Se apresura para llegar a tiempo a la oficina. Aunque todo el día lo pasa imaginando las cosas que podrían estar detrás de la negrura.

Llega a casa, ahora la ranura es más ancha.

Tal vez quepa mi dedo, piensa. Y así pasa, el dedo traspasa la ranura, no siente nada, saca el dedo, intacto. Va por el martillo y un cincel. Hace de la ranura un hoyo donde ahora puede meter la mano completa, lo hace, la retira con miedo. ¿Podría meter el brazo? En el instante en el que ese pensamiento inunda su cabeza, un brazo atravieza la negrura y trata de sujetarla agresivamente. ELLA grita y cae de la silla. Golpea su cabeza.

Despierta, rápidamente vuelve la mirada hacia la negrura. De ella nace un bulto que va creciendo hasta transformarse en un rostro con la boca abierta. Pánico inmediato. Va por su celular para tomar una fotografía, no tiene pila. El rostro parece que grita pero su boca se abre y se cierra, como si hablara.
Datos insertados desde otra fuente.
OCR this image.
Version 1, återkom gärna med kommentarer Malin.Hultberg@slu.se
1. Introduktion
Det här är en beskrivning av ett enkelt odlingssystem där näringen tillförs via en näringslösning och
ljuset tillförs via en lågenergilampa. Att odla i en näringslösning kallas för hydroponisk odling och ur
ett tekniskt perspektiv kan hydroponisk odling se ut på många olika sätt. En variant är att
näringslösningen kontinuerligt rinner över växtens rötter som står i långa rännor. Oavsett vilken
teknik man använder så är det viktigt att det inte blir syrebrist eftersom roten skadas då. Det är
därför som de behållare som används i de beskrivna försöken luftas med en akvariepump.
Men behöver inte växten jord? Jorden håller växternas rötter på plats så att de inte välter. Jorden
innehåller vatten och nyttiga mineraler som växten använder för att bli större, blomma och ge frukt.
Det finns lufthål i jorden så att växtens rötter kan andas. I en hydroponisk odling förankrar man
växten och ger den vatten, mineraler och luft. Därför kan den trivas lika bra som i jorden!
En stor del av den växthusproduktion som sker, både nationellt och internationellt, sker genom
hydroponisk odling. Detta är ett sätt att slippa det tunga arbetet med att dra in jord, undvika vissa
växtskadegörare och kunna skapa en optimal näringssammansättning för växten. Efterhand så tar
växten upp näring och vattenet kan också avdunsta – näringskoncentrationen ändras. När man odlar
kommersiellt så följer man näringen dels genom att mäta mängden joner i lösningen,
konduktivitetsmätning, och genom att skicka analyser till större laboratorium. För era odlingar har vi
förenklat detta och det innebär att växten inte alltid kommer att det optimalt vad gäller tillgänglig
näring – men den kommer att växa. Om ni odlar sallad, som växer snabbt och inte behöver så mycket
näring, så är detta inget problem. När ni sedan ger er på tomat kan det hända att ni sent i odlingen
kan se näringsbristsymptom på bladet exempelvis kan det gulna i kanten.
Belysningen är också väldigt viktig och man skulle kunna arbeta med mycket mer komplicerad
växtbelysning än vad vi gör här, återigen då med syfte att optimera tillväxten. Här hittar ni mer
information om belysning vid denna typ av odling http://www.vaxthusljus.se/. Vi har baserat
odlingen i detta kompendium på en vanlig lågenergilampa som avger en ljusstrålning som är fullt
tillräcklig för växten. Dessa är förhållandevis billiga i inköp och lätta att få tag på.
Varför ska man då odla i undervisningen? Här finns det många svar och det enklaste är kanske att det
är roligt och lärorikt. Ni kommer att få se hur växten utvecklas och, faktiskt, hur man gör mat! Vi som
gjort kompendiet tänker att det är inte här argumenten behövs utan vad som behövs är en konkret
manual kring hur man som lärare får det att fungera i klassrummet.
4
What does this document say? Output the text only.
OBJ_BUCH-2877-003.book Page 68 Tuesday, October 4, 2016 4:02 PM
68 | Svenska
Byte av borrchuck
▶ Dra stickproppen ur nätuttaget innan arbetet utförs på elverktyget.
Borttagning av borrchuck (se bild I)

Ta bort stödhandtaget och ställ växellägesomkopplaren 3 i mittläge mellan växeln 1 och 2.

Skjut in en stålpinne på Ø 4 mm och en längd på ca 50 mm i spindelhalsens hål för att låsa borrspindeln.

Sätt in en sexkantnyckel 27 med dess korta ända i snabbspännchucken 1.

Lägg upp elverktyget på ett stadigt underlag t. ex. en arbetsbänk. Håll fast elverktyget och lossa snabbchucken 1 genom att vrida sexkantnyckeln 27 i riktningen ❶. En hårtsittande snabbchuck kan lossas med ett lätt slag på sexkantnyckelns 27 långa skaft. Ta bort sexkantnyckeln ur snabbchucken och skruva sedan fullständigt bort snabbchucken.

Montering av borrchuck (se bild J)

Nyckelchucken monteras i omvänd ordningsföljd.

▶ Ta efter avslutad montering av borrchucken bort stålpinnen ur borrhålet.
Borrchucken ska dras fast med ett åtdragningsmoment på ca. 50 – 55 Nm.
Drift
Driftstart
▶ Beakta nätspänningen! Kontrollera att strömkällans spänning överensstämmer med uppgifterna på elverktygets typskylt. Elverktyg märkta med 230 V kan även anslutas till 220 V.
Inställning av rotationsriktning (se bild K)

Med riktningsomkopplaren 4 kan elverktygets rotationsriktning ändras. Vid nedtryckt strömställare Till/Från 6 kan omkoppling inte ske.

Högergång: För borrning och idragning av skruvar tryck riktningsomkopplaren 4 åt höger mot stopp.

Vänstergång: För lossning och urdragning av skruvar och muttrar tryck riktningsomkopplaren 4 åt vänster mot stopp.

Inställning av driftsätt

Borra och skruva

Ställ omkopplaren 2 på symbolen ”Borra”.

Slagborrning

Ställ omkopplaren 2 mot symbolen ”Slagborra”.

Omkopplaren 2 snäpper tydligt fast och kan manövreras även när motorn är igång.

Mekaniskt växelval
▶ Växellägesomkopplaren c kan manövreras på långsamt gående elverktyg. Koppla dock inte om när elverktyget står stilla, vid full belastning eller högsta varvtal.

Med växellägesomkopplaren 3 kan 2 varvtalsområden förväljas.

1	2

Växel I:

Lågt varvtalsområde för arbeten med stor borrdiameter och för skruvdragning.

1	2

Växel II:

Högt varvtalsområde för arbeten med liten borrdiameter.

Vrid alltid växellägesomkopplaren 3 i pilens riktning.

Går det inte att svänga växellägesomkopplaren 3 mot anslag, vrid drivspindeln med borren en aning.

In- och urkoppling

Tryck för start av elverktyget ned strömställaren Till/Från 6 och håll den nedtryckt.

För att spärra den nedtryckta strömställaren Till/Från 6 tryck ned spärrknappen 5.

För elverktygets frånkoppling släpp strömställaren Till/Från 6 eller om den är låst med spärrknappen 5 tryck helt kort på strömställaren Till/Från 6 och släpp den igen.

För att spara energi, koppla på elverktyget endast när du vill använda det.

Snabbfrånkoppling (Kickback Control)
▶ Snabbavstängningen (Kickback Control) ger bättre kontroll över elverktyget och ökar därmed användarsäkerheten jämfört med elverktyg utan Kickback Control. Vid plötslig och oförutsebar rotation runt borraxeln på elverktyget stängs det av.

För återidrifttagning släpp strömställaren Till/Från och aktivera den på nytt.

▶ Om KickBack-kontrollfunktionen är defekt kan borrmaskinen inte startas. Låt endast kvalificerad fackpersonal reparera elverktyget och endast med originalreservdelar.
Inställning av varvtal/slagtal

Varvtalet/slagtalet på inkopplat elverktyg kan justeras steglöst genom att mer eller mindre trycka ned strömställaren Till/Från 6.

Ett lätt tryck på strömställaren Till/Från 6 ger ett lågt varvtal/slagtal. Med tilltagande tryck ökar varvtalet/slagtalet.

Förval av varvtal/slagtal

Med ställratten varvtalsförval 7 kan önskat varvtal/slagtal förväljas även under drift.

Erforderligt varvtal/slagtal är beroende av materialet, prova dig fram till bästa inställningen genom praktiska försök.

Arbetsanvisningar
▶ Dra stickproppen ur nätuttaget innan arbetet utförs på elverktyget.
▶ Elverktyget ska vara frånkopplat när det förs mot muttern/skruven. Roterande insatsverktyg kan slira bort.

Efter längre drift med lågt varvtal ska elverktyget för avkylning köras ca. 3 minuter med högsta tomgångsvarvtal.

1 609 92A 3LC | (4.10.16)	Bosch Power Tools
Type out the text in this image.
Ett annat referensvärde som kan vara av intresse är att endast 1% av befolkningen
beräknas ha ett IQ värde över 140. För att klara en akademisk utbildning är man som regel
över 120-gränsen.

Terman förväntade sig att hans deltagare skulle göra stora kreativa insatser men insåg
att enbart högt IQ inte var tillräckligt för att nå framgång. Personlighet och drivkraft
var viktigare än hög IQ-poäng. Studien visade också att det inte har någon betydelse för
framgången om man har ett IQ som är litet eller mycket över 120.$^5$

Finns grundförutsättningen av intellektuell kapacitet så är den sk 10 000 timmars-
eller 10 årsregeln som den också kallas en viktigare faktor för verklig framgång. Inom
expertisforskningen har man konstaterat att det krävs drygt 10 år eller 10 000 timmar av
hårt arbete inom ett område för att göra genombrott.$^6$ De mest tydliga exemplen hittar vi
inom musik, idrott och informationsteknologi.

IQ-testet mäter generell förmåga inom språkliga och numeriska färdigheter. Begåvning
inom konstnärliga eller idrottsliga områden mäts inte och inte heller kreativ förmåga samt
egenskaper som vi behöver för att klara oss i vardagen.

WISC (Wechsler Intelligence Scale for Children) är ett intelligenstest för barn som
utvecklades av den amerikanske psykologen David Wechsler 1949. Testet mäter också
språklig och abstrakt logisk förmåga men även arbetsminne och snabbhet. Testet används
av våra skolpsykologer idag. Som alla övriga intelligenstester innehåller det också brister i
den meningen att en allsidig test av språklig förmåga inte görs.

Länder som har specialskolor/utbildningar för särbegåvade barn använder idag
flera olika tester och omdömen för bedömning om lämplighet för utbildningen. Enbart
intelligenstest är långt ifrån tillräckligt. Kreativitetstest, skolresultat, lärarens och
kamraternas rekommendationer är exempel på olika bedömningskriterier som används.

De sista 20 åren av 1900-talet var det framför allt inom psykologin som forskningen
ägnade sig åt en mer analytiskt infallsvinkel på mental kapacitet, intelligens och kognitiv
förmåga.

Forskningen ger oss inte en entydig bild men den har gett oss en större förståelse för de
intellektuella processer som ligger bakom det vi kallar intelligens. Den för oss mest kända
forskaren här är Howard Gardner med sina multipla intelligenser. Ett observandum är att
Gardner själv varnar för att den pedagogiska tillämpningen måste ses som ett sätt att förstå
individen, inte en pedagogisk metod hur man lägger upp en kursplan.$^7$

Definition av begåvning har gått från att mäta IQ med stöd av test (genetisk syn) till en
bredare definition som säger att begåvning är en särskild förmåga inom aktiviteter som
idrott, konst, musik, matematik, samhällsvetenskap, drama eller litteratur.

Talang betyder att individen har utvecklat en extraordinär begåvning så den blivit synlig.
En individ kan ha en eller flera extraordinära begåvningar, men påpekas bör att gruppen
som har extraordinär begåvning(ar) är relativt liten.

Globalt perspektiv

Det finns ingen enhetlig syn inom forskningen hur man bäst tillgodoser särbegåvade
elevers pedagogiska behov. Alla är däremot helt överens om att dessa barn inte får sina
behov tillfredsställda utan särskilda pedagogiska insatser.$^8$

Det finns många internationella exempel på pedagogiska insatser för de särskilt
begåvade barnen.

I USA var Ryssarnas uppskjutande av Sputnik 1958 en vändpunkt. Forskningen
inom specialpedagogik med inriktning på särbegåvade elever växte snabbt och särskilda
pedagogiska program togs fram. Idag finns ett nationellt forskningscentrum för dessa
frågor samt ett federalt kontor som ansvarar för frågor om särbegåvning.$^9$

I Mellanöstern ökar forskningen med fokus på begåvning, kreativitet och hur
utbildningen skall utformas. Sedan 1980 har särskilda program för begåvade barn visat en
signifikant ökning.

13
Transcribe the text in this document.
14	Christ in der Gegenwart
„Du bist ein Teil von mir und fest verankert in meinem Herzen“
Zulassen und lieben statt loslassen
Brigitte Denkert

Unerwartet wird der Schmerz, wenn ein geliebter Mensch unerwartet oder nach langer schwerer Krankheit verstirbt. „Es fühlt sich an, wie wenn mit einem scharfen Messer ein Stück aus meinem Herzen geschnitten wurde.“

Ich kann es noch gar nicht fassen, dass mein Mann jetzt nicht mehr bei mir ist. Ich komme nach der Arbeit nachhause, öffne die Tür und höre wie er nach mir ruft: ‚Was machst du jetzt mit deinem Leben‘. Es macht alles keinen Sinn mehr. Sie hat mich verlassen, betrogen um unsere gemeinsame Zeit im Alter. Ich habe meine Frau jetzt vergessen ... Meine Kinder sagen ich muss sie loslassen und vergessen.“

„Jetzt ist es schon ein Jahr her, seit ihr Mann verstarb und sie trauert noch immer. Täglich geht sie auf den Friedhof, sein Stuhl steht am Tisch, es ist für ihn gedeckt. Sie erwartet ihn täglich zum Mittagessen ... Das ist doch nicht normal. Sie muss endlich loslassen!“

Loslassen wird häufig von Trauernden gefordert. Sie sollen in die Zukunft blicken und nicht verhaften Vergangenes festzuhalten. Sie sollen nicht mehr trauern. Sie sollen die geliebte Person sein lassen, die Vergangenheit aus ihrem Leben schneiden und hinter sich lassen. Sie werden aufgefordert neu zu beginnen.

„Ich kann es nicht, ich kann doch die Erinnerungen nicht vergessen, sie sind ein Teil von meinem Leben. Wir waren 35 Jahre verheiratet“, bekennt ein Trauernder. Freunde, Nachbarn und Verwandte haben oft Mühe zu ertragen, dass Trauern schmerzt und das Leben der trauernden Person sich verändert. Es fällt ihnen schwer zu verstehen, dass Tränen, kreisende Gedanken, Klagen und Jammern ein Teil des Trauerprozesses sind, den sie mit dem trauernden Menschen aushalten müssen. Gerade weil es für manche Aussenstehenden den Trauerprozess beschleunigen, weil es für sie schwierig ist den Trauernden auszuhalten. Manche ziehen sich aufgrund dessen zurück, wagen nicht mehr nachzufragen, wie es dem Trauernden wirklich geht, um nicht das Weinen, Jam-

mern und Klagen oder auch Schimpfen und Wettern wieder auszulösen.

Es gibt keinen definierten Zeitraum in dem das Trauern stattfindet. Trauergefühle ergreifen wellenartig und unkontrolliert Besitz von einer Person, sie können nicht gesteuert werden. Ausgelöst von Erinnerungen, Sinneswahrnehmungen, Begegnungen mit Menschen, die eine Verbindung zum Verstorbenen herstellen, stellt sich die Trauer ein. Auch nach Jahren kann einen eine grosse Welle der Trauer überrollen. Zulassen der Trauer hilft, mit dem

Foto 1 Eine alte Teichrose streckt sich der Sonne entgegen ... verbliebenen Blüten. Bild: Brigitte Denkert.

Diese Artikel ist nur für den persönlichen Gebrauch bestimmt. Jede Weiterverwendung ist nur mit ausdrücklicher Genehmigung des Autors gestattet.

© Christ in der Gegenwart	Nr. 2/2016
Estoy volviéndome loca, se dice y comienza a llorar. Busca desesperadamente las pastillas, las encuentra. Voltea a ver el rostro que realiza el mismo movimiento una y otra vez, sin producir sonido. Finalmente puede entenderle. La llama por su nombre: Ana.

Sin pensarlo dos veces vierte las pastillas sobre su mano y se atraganta con ellas. Toma toda el agua de la botella, cierra los ojos con fuerza, no quiere volver a ver el rostro ni la negrura.

El tintineo del metal cayendo al piso la despierta. Está en una inmensidad blanca, sin principio ni final. Lo único que puede observarse es una pequeña ranura en la (¿esquina?) de la blancura. Se acerca a ella, sobre el piso, aún danzando en un semi círculo, el clavo.

Alza la vista y de la negrura emerge un dedo, después una mano. Todavía tiene tiempo. Voltea a su alrededor, a lo lejos puede ver una silla, corre por ella, regresa cargándola hasta colocarla debajo de la negrura.

Todavía puedes detenerlo Ana, dice. Sube a la silla, mete su brazo en la negrura, puede sentirse a sí misma, quiere detenerse pero se zafa. Por favor no lo hagas Ana, se dice sollozando, ¡Ana!. Desesperada mete su rostro en la negrura, grita su nombre una y otra vez pero es demasiado tarde. Está muerta.

ELLA entra en la habitación con el rostro escondido en el cuello de su chamarra. Se ha sentido así antes y no puede más. Hoy es el día. Esta noche es… la noche…

El loop interminable del suicidio arrepentido,

espacio sin tiempo ni espacio entre la muerte y el limbo.